In fact, if you’re one of God’s children, you’re going through a trial right now. Some size. Some shape. It is the most difficult aspect of your life: Is it physical? Is it relational? Is it economical? Is it emotional? Is it circumstantial?

It’s hard to argue with Hebrews 12:11? “For the moment all discipline seems painful rather than pleasant but afterward it yeilds the peaceful fruit of righteousness [a synonym for holiness] to those who have been trained by it”

To make the most of the Lord’s discipline through trials, remember these three things:

1. The pain is momentary. This is not going to go on forever. Better days are ahead. God won’t let it go on one minute more than it needs to.

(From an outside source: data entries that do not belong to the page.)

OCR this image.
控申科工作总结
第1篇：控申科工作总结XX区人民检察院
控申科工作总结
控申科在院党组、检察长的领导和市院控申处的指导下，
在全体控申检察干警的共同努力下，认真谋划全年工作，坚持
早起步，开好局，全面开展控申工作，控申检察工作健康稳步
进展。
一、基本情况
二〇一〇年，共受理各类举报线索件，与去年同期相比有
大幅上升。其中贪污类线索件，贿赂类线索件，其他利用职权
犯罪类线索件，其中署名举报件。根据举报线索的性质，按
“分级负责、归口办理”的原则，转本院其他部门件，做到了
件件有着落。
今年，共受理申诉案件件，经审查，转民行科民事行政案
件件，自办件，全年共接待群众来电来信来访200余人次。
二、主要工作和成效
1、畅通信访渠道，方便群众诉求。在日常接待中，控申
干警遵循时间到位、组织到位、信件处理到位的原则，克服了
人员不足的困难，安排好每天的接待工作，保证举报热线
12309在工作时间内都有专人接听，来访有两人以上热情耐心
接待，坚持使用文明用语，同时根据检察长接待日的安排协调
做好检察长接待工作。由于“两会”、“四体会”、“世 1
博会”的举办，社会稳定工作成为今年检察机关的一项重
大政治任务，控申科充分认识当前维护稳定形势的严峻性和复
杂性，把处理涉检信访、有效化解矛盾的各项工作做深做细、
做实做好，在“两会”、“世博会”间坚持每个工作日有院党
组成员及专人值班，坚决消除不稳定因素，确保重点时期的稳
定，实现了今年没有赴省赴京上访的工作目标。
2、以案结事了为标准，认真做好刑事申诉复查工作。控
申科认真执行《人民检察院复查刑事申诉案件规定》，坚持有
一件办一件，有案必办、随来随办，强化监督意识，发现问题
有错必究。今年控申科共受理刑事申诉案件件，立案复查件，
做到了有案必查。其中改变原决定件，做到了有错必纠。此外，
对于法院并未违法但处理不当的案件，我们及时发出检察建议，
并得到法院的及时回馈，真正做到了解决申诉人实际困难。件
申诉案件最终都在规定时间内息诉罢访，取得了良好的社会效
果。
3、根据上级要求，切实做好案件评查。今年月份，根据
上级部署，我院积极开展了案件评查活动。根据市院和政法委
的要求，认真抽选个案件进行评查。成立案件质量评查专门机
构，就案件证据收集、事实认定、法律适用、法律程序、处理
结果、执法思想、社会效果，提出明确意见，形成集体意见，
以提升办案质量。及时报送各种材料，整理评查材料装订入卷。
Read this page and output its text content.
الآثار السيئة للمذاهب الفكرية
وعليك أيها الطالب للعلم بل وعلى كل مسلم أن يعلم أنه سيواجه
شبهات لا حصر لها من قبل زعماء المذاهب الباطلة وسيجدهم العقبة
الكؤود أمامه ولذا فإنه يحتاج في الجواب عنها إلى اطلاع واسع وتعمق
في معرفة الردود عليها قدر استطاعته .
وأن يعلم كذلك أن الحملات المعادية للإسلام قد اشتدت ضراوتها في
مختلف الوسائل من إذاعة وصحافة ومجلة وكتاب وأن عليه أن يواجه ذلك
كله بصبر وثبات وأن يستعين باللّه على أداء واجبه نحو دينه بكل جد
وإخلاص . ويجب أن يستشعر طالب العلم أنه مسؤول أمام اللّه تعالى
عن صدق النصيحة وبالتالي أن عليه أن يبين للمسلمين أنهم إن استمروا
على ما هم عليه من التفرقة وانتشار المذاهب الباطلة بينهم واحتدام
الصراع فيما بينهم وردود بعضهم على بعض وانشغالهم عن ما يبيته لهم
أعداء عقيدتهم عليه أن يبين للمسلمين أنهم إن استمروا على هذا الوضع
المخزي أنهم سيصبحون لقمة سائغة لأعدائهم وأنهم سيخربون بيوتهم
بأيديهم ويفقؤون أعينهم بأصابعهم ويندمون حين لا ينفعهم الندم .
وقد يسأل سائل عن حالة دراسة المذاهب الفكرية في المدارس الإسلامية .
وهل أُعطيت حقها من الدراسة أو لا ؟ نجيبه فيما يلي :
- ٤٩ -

2. The profit is immense. You will receive “the peaceful fruit of righteousness,” the practical quality of godly living—a bushel of blessing, a barn full of bounty.  My mom recently told me, “I wouldn’t want to be the person I would have been were it not for my trials.”  Wow, that’s it!

3. The promise is conditional. The peaceful fruit of righteousness comes “to those who have been trained by it.” Your trial can train you for righteousness. I hate the thought that I ‘m wasting my time here or going through this pain for no purpose.  Make sure your not just ‘gutting it out.’  Make sure you are actually being ‘trained’ by your trial or it will go on too long and you’ll have to come back to it again.

Why trials? Because the God who loves you and saved you through His wonderful son Jesus, is also committed to changing you and He is using the painful circumstances of life to accomplish that purpose it you.  Make sure your cooperating through submission and letting God have his way today.